Outside the courthouse, Mays read a brief statement to reporters and declined to answer questions. He did not act on his plans.

“I can say that the last two years have been the hardest two years of my entire life as a young man,” he said. “I’ve lost time with friends. I’ve lost friends. I’ve lost time with family and my entire naval career was ruined. I’m looking forward to starting over.”

Prosecutors presented no physical evidence during the nine-day trial that the sailor set fire to the ship, while the defense disputed the credibility of a key witness, Seaman Kenji Velasco, who changed his account over time.

Gary Barthel, a former Marine judge advocate who represented Mays at a preliminary hearing, said undermining Velasco’s credibility was key. Barthel has said that the judge in the preliminary hearing recommended a court-martial, but Deputy Adm. Steve Koehler, former commander of the San Diego-based US 3rd Fleet, had the last word.

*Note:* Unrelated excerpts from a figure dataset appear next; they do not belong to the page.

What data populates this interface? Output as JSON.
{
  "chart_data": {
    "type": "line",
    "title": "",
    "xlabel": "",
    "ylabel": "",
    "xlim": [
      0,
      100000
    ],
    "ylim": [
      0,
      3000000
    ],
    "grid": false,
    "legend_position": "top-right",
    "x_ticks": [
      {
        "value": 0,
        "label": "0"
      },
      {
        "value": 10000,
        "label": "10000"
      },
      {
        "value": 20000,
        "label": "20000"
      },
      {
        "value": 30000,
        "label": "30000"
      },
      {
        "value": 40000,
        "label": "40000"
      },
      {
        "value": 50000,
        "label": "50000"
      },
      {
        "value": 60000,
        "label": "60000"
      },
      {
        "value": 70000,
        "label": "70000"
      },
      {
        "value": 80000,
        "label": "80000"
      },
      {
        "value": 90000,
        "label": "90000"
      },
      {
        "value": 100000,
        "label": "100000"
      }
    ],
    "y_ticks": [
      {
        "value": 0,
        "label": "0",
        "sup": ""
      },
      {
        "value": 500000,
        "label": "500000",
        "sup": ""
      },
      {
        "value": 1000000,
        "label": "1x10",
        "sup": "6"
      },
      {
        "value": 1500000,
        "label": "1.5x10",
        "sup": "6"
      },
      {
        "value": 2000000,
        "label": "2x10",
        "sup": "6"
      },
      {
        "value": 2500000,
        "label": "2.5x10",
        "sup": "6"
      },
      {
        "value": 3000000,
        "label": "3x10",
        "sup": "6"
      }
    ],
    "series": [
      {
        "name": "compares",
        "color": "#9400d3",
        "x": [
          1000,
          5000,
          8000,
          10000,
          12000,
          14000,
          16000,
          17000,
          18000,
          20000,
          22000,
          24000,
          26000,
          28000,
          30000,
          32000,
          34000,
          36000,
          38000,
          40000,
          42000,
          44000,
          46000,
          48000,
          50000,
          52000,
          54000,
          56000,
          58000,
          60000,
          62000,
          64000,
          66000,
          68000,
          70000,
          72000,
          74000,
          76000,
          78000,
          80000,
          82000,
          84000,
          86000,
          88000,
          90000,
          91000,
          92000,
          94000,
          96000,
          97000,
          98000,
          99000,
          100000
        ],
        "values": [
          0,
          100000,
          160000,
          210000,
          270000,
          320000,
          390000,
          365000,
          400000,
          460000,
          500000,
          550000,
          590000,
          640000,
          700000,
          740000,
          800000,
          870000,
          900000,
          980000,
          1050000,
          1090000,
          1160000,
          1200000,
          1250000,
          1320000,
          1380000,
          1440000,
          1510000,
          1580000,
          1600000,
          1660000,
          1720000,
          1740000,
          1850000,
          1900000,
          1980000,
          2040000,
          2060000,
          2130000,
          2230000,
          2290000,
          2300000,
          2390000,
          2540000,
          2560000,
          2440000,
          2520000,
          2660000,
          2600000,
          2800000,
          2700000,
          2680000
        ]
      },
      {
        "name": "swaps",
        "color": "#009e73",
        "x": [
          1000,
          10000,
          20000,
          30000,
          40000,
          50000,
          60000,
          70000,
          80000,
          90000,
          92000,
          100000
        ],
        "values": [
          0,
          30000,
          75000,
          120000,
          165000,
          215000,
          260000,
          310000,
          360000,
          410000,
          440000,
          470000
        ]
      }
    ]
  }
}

The ship’s lower vehicle storage area “became a junkyard, and I think throughout this process the Navy was trying to clean up their mess by accusing Seaman Mays of these allegations,” Barthel told reporters.

The prosecutor did not comment after the verdict. The Navy said through a spokesman, Lt. Samuel R. Boyle, that it “is committed to upholding the principles of due process and a fair trial.”

Prosecutors said Mays was angry and vengeful at failing to become a Navy SEAL and be assigned to deck duty, prompting him to set fire to cardboard boxes on July 12, 2020, in the lower vehicle storage area of ​​the vessel, which was docked in San Diego. while it was underway. $250 million in maintenance work. They said he wanted to drive home his text earlier to his divisional officer that the ship was so cluttered with construction materials that it was “dangerous as (expletive).”

The prosecutor, Capt. Jason Jones, acknowledged in court a Navy report last year that concluded the inferno was preventable and unacceptable, and that there were lapses in training, coordination, communications, fire preparedness, equipment maintenance and overall command and control. The failure to extinguish or contain the fire led to temperatures exceeding 1,200 degrees (649 Celsius) in some areas, melting parts of the ship into molten metal that flowed into other parts of the ship. Navy leaders disciplined more than 20 senior officers and sailors.

Jones told the judge there is no doubt the Navy “lost the ship” that morning, but Mays is to blame for setting it on fire.

“That sling shot from behind, that’s what the Navy could never have prevented,” he said.

Mays thought he was going to jump out of helicopters on missions with the SEALs, but instead he was peeling paint on the deck of a ship, and he hated the Navy for it, Jones said.

“When you’re on deck, you’re about as far away from the SEALs as you’re ever going to be,” Jones said.

Defense lawyers said the trial only exposed a sloppy investigation by government investigators who rushed to judgment and failed to collect evidence showing that the culprit could also have been lithium-ion batteries or a sparkly forklift.